If 'formal debate' means that one mustn't mention about the MULTIPLE murderous foulness of Mr preseedent, who keeps the death penalty fat with planty sacrifical victims, then formal debate can go and %$£* itself. i want no part in it.
Encyclopaedia Britannica said:Supporters of the death penalty believe that those who commit murder, because they have taken the life of another, have forfeited their own right to life. Furthermore, they believe, capital punishment is a just form of retribution, expressing and reinforcing the moral indignation not only of the victim's relatives but of law-abiding citizens in general.
[...]
Supporters of capital punishment also claim that it has a uniquely potent deterrent effect on potentially violent offenders for whom the threat of imprisonment is not a sufficient restraint.
[..]
Those who support capital punishment believe that it is possible to fashion laws and procedures that ensure that only those who are really deserving of death are executed.
Capital punishment for murder, treason, arson, and rape was widely employed in ancient Greece under the laws of Draco (fl. 7th century BC), though Plato argued that it should be used only for the incorrigible. The Romans also used it for a wide range of offenses, though citizens were exempted for a short time during the republic. It also has been sanctioned at one time or another by most of the world's major religions.Followers of Judaism and Christianity, for example, have claimed to find justification for capital punishment in the Old Testament passage “Whosoever sheddeth man's blood, by man shall his blood be shed” (Genesis 9:6). Yet capital punishment has been prescribed for many crimes not involving loss of life, including adultery and blasphemy. The ancient legal principle Lex talionis (talion)—“an eye-for-an-eye, a tooth-for-a-tooth, a life-for-a-life”—which appears in the Babylonian Code of Hammurabi, was invoked in some societies to ensure that capital punishment was not disproportionately applied.

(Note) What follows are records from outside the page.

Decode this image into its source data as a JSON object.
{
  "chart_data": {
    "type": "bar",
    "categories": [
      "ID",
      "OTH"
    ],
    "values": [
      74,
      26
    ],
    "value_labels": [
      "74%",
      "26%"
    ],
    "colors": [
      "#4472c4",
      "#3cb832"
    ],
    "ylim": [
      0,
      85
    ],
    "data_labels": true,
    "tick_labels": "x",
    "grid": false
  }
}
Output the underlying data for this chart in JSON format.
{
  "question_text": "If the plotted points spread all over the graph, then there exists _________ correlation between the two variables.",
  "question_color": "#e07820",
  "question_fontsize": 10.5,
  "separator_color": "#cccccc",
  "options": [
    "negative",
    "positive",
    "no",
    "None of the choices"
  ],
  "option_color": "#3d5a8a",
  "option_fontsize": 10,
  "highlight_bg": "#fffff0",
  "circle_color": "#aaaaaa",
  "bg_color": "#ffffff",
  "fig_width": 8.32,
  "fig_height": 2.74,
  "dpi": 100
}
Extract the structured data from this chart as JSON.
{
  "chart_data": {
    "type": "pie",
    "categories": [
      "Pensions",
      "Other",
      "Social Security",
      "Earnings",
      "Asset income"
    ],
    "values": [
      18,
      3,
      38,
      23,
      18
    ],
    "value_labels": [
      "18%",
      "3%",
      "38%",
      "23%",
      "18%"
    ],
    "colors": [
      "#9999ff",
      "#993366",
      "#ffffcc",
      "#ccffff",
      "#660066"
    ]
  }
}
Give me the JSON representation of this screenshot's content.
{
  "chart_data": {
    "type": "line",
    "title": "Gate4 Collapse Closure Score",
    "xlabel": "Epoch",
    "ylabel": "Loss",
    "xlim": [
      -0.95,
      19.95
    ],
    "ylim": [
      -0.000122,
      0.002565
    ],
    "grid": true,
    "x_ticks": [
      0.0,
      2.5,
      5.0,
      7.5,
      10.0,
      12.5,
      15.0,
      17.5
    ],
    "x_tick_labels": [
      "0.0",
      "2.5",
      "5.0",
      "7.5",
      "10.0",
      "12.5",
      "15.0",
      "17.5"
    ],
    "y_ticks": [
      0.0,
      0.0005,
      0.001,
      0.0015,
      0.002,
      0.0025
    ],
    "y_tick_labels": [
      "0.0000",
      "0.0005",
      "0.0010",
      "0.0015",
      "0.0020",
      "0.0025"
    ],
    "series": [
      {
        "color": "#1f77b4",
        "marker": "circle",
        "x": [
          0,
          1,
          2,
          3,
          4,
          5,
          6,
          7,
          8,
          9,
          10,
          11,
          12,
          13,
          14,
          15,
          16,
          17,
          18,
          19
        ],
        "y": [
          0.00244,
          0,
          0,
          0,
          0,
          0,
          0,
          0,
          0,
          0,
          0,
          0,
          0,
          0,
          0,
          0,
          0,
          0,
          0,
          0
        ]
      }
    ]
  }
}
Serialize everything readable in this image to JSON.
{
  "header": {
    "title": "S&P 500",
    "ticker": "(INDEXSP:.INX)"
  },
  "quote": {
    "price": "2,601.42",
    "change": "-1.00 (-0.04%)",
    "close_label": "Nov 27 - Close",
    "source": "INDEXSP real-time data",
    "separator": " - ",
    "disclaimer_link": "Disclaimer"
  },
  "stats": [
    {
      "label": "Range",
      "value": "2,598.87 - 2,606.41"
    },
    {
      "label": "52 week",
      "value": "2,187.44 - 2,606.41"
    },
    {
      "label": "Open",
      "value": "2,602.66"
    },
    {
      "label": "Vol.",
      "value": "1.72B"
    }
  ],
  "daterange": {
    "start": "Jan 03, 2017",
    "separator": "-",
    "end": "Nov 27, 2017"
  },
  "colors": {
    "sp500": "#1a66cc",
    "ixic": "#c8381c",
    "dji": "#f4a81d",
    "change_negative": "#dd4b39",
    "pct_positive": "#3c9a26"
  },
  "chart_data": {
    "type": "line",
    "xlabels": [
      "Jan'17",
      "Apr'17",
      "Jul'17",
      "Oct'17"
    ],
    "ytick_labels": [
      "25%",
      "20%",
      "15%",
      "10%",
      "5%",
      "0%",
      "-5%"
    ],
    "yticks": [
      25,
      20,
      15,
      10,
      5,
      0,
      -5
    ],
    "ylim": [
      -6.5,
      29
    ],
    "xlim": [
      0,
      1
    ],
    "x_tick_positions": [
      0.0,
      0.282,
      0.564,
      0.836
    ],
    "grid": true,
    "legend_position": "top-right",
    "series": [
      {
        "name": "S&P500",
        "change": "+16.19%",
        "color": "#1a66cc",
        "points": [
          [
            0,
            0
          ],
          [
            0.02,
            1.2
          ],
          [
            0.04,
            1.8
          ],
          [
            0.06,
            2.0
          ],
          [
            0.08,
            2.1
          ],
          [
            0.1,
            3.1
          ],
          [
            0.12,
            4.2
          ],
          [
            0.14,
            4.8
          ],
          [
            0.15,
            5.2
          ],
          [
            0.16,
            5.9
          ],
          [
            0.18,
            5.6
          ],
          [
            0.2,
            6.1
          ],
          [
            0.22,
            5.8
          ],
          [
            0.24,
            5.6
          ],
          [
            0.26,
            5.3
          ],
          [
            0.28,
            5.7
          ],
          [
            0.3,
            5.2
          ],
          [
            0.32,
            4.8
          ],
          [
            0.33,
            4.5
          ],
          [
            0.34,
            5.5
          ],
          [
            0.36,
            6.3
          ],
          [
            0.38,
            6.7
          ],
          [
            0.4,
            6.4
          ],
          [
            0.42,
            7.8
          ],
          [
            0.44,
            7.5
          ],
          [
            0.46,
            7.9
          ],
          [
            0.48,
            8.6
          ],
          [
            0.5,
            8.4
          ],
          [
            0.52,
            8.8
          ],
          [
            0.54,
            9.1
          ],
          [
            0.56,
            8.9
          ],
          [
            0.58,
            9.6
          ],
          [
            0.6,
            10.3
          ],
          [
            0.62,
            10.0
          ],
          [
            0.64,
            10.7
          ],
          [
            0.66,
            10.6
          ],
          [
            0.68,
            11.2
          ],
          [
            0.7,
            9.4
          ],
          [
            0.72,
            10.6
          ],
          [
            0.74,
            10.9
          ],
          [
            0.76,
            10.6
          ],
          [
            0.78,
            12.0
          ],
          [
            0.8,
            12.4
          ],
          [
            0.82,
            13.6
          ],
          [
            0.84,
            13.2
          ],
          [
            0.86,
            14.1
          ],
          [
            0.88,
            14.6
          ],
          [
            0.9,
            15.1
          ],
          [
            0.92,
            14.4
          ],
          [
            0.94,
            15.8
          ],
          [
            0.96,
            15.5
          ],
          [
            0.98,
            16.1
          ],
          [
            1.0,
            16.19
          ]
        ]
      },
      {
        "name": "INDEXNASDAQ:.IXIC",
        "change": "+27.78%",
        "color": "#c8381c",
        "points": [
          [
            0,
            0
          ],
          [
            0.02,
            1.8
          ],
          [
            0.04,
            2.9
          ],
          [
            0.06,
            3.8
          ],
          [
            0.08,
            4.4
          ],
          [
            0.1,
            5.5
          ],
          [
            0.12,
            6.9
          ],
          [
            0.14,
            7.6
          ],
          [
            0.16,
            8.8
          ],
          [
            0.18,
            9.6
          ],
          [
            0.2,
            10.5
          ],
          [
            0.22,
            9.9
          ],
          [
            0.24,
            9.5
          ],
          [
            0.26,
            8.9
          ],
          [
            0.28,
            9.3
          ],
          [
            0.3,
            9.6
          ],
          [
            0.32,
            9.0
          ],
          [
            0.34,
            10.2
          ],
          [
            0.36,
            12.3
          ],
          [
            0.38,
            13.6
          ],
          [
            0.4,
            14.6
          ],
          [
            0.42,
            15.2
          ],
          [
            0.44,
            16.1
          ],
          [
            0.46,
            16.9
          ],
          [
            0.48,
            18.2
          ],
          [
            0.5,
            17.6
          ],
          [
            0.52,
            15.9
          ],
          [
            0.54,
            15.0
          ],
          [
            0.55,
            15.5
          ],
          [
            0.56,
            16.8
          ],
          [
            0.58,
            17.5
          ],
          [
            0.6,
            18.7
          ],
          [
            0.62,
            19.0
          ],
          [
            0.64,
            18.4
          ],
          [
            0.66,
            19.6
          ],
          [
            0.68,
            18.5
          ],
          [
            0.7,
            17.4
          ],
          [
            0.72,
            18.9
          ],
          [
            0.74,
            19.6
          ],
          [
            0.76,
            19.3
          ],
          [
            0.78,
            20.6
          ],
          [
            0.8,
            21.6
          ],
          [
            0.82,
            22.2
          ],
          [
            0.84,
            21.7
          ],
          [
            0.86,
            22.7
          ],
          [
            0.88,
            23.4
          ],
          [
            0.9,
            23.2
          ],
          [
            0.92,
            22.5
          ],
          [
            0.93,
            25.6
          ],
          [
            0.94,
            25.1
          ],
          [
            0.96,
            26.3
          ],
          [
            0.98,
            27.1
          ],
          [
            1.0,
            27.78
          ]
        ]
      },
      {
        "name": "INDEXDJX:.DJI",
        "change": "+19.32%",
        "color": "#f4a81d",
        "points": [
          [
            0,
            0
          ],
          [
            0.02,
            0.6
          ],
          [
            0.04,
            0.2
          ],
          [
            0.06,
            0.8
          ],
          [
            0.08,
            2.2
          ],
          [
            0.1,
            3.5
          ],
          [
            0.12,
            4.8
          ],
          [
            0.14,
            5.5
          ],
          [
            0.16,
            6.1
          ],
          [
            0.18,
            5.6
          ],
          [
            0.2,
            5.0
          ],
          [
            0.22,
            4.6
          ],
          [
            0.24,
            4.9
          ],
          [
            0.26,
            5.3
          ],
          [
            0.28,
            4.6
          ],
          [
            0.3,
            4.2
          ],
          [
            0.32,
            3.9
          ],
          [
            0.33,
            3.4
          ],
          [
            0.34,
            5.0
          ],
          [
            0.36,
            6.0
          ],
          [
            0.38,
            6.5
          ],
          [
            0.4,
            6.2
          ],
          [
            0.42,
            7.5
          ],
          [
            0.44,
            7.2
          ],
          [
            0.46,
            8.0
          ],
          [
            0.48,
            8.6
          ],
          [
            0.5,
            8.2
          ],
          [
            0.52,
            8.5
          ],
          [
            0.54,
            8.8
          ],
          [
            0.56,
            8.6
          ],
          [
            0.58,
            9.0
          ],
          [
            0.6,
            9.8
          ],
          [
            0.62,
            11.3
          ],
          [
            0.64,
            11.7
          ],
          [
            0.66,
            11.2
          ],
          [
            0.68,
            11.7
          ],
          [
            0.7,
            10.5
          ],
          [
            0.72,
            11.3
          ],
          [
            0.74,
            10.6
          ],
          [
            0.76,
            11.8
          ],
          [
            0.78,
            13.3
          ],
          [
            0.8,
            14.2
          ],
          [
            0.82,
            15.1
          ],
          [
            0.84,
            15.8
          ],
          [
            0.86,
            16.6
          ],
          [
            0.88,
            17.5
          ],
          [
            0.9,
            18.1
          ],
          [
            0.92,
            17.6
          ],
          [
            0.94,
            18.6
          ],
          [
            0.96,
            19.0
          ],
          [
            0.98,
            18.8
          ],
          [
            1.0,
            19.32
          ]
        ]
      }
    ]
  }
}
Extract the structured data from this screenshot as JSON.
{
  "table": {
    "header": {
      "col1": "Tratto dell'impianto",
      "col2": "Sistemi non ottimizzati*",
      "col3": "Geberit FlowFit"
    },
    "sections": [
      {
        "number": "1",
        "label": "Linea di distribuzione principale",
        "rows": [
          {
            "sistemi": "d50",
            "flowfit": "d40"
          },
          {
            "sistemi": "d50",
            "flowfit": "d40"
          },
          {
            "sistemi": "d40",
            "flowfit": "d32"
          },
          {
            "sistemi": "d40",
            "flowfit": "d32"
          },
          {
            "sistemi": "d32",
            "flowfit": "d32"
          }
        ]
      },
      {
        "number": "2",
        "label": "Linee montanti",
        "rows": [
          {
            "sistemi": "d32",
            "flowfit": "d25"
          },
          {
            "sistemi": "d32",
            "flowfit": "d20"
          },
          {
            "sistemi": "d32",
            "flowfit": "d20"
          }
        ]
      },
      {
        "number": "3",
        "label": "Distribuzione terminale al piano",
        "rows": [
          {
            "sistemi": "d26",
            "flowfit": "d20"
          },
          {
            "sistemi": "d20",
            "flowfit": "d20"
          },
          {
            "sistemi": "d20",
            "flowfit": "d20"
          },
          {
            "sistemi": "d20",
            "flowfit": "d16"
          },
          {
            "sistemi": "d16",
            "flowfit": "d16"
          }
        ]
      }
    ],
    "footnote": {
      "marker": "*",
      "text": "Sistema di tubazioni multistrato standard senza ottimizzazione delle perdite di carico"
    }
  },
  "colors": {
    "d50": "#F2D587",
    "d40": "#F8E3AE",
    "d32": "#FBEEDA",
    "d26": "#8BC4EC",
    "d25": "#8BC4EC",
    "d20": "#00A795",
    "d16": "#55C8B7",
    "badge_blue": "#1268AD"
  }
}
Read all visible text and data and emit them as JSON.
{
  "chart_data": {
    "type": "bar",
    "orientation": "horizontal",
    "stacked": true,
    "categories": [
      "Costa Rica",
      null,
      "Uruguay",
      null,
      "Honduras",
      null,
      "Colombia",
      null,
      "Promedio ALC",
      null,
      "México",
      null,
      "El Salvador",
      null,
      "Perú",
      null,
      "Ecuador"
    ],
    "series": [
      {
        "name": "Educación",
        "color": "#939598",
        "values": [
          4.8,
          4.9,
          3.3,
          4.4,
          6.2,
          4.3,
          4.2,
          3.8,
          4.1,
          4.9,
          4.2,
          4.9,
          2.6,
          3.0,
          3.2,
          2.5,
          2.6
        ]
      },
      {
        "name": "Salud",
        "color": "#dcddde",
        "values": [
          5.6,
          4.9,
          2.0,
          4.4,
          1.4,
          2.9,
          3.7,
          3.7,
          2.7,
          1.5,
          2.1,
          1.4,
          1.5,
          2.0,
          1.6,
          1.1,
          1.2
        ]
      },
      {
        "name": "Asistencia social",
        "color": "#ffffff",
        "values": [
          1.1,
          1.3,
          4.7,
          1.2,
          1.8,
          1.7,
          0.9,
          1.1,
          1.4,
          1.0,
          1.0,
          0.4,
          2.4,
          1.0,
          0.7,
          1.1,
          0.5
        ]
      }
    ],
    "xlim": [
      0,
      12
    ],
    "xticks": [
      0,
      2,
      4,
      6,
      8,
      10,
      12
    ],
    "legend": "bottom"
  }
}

Asguard said:how can ANY risk of killing an inocent be concidered to be justifide? In a sociatly that values life how can we aford to take that risk? would you favor charging the judge who handed down a sentance of death to an inocent man with murder? how about the jury? or the prosicutor? After all that is what they have done, they have taken an inocent life in cold blood which is the definition of murder.
Spyke said:Since you asked. And I'll use your own words -
Wanting no part of it means staying out of it, not mucking up someone else's thread with your own propaganda. It's like an anti-abortion critic demanding equal time on the microphone at an anti-war rally. If you want to condemn Bush, there is the 'One Thread To Rule Them All' where you can rail to your heart's content about Iraq without ruining this thread.